私も以前、少しクラウドワークスを利用する機会があったのだが、先日のクラウドワークスからの連絡には大変驚かされた。

なんと、記事の信憑性に関する問題があるということで、監修者を紹介するというのだ。

自分たちで駄記事を大量生産させる仕組みを作っておき、そして自分たちでお掃除をする。今回のような事態は、クラウドソーシングサイトが存在しなければ起きなかったことであるから、まさしく、「自分の仕事は自分で作る」を体現したと言える。

しかし、クラウドワークスの理念は『「働く」を通して人々に笑顔を』である。

今回の一件で誰が笑顔になっただろうか。嘘八百を並び立てた記事をインターネットの大海に撒き散らして閲覧者を騙した。一番問題があるのはいうまでもなく、キュレーションサイトの運営者であるが、運営者にも笑顔を届けられなかった。直接的な問題となっていないサイトの運営者にも、過去の記事をチェックして問題のあるものは非公開にするという余分な仕事を増やしてしまった。

笑顔になったのは、ライターを仲介し、ゴミを除去するための監修者まで紹介することで手数料を取るクラウドワークスだけであろう。

その監修者がクラウドワークスで受注したとしても、監修した記事で何か問題があれば責任を取らされるだろう。「運営者には問題はありませんでした。監修してもらっていたので、監修者の責任です」こう言い逃れするために利用されるのであろう。発注者の品格には十分に気をつけるべきだ。

ランサーズのように過ちを認め、謙虚に品質向上に努めるのであれば、まだ許せる。しかしクラウドワークスはこうした自分たちが犯した問題ですらビジネスに変えようとする。それは商売人としては良いかもしれないが、倫理的には少なくとも私は許さない。

 

私は、クラウドソーシングというのは、働き方のバリエーションを増やすという意味では良いことだと思う。しかし、それは、発注者の働き手への敬意があってこそ成立するものだと思う。
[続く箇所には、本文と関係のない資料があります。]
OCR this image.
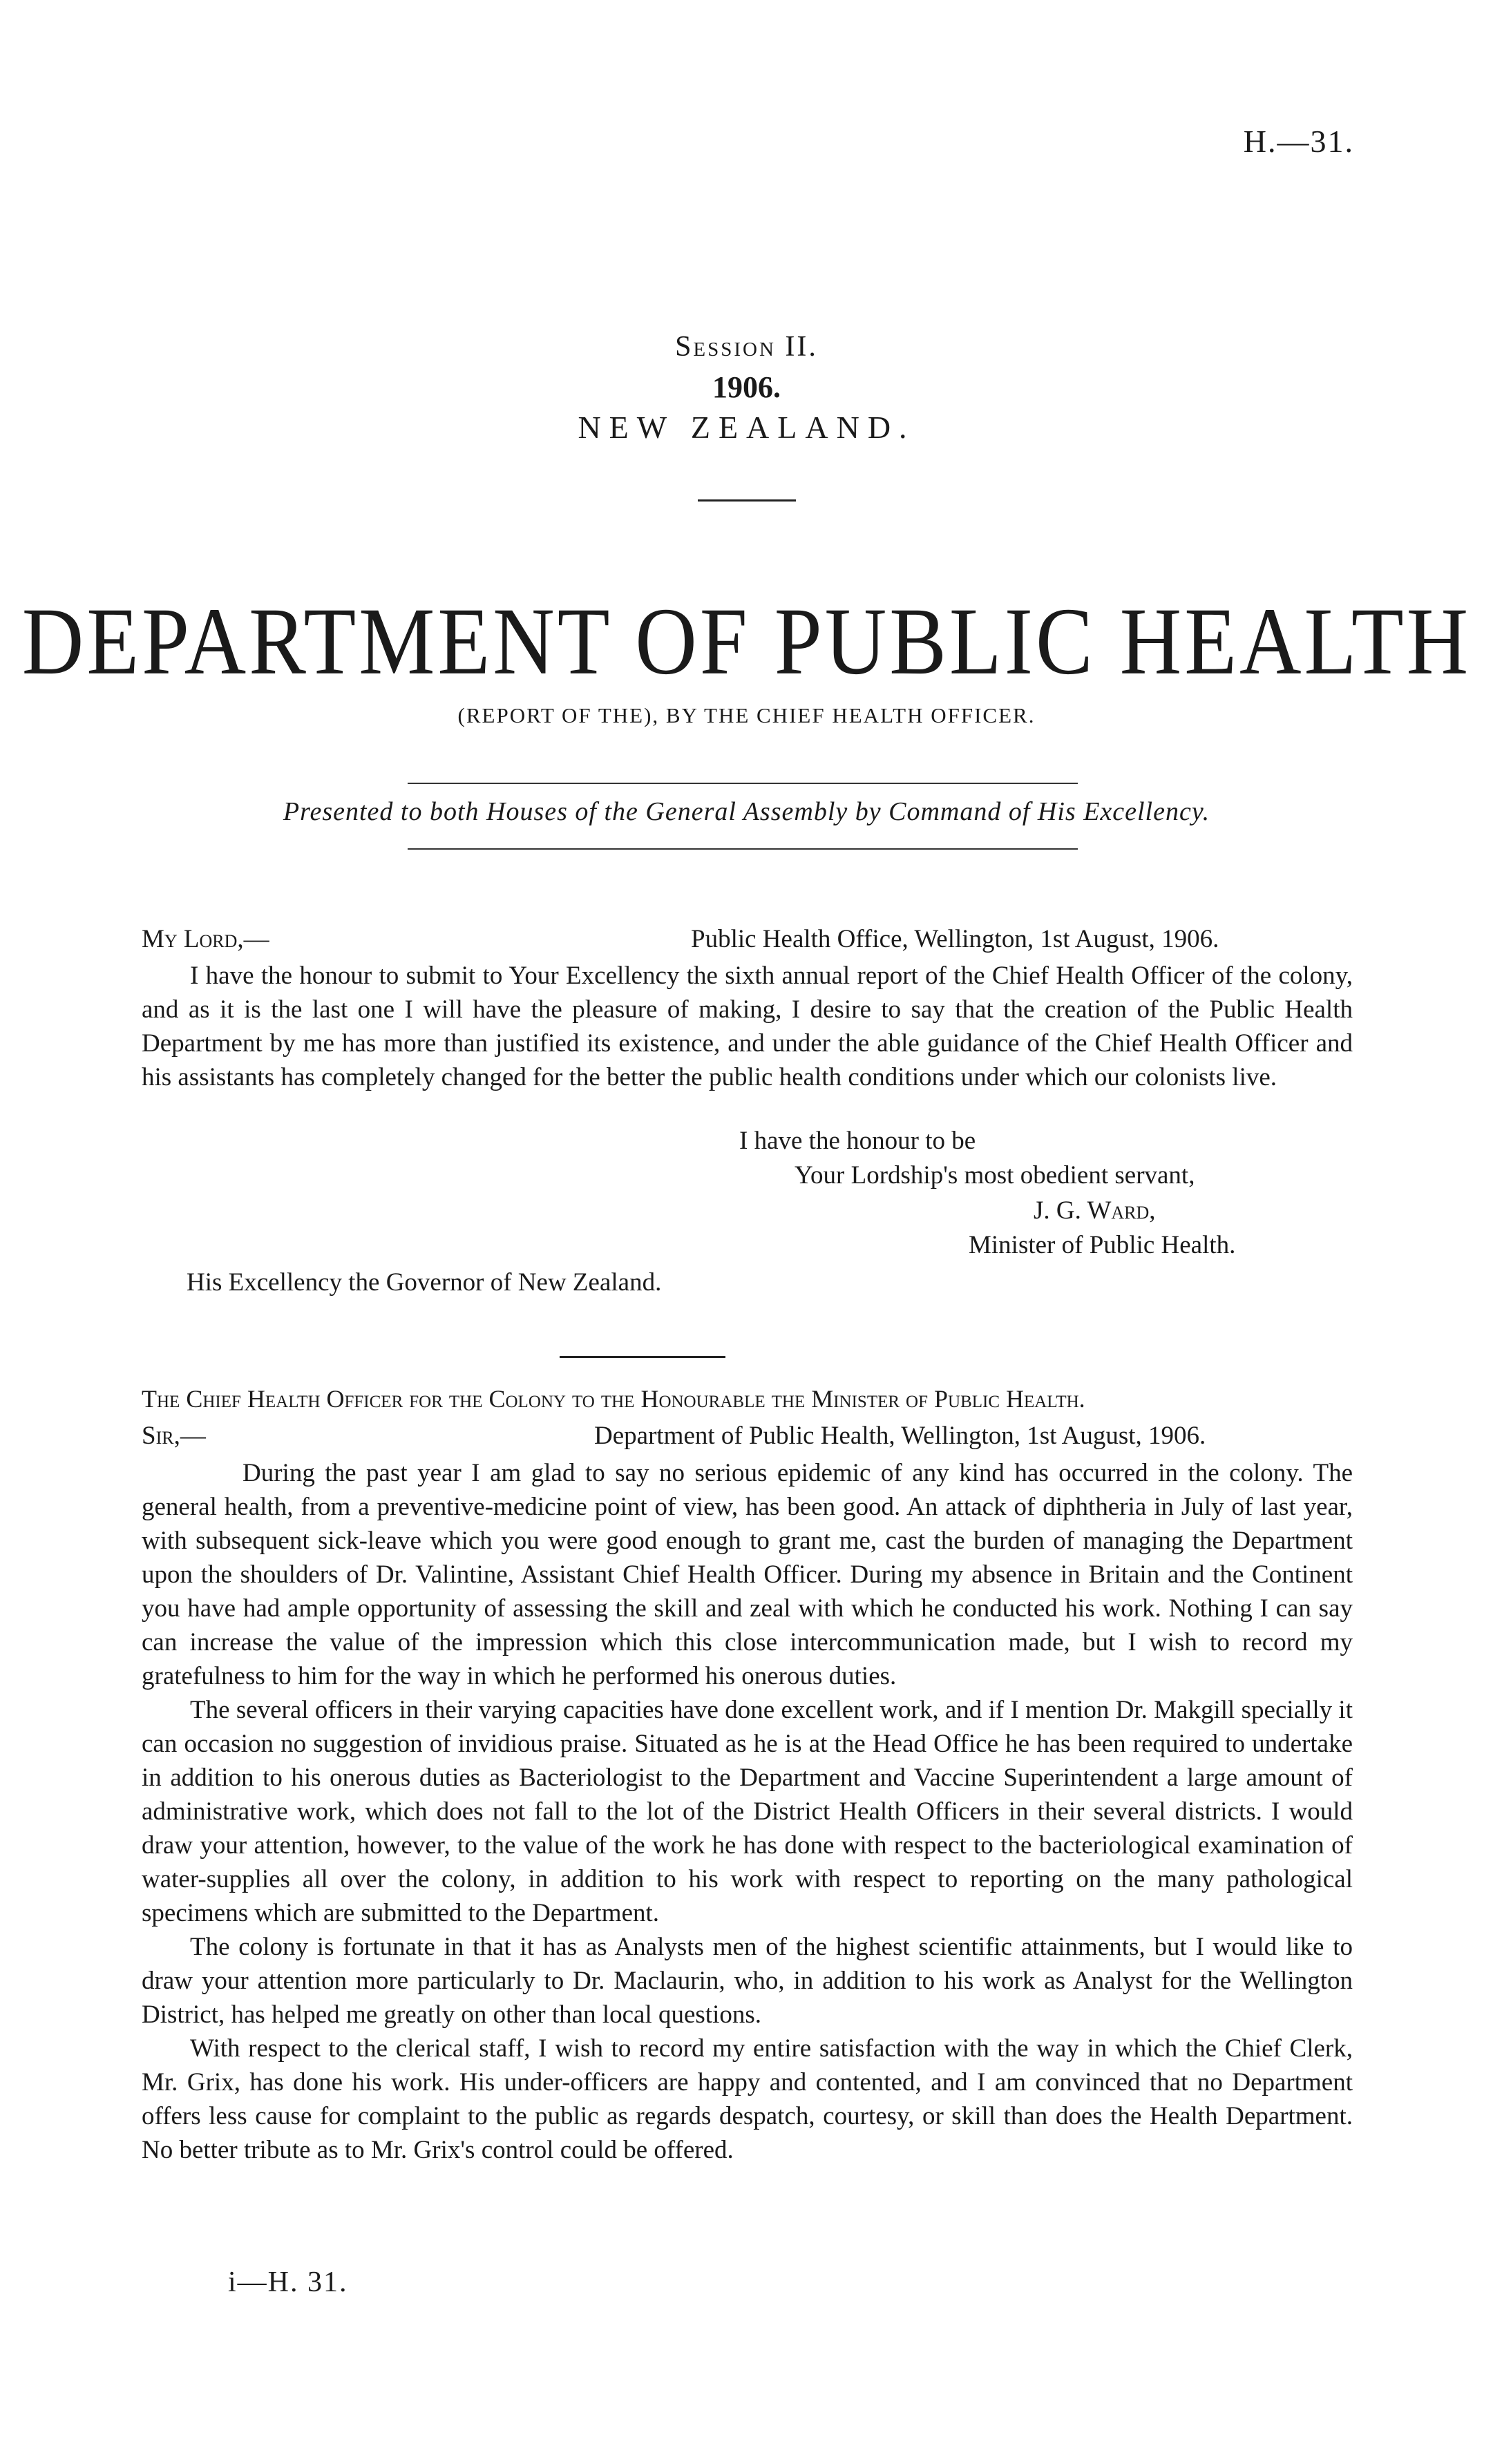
H.—31.
Session II.
1906.
NEW ZEALAND.
DEPARTMENT OF PUBLIC HEALTH
(REPORT OF THE), BY THE CHIEF HEALTH OFFICER.
Presented to both Houses of the General Assembly by Command of His Excellency.
My Lord,—	Public Health Office, Wellington, 1st August, 1906.

I have the honour to submit to Your Excellency the sixth annual report of the Chief Health Officer of the colony, and as it is the last one I will have the pleasure of making, I desire to say that the creation of the Public Health Department by me has more than justified its existence, and under the able guidance of the Chief Health Officer and his assistants has completely changed for the better the public health conditions under which our colonists live.

I have the honour to be
Your Lordship's most obedient servant,
J. G. Ward,
Minister of Public Health.
His Excellency the Governor of New Zealand.
The Chief Health Officer for the Colony to the Honourable the Minister of Public Health.
Sir,—	Department of Public Health, Wellington, 1st August, 1906.

During the past year I am glad to say no serious epidemic of any kind has occurred in the colony. The general health, from a preventive-medicine point of view, has been good. An attack of diphtheria in July of last year, with subsequent sick-leave which you were good enough to grant me, cast the burden of managing the Department upon the shoulders of Dr. Valintine, Assistant Chief Health Officer. During my absence in Britain and the Continent you have had ample opportunity of assessing the skill and zeal with which he conducted his work. Nothing I can say can increase the value of the impression which this close intercommunication made, but I wish to record my gratefulness to him for the way in which he performed his onerous duties.

The several officers in their varying capacities have done excellent work, and if I mention Dr. Makgill specially it can occasion no suggestion of invidious praise. Situated as he is at the Head Office he has been required to undertake in addition to his onerous duties as Bacteriologist to the Department and Vaccine Superintendent a large amount of administrative work, which does not fall to the lot of the District Health Officers in their several districts. I would draw your attention, however, to the value of the work he has done with respect to the bacteriological examination of water-supplies all over the colony, in addition to his work with respect to reporting on the many pathological specimens which are submitted to the Department.

The colony is fortunate in that it has as Analysts men of the highest scientific attainments, but I would like to draw your attention more particularly to Dr. Maclaurin, who, in addition to his work as Analyst for the Wellington District, has helped me greatly on other than local questions.

With respect to the clerical staff, I wish to record my entire satisfaction with the way in which the Chief Clerk, Mr. Grix, has done his work. His under-officers are happy and contented, and I am convinced that no Department offers less cause for complaint to the public as regards despatch, courtesy, or skill than does the Health Department. No better tribute as to Mr. Grix's control could be offered.

i—H. 31.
実態は、格安で駄記事を量産するプラットフォームでしかなかった。ライターだけではない。エンジニアに関しても同様の場合があるということは、288日前に経験者が語ったブログが有名になったことからも伺える。今読み返せば、このブログの作者も今回の問題を予見していたように思える。

 

もうクラウドソーシングでお金を稼ぐという幻想はやめた方がいいのではないだろうか。誰も笑顔にならない仕組みなど存在する価値はない。

もしそれでもクラウドソーシングサービスを運営し続けるのであれば、品質が向上しつづけるために不断の努力を行うべきであろう。それは、クラウドソーシングサービス経由で生産された記事の品質だけではない。発注者の品質、発注内容の品質も含まれる。受注者は言わずもがなだ。安易に低価格の案件を受けるべきではない。そして、そうした案件は運営会社が積極的に削除していくべきなのだ。そうしないとまた同じ過ちを犯してしまう。

 

今回の件で、Googleの検索の弱点とクラウドソーシングサービスと発注者の低品質が招いた誰も笑顔にしない世界の扉を、ようやく開いたといえよう。クラウドソーシングで笑顔になれなかった人は積極的にその扉をくぐってみるのも一考であろう。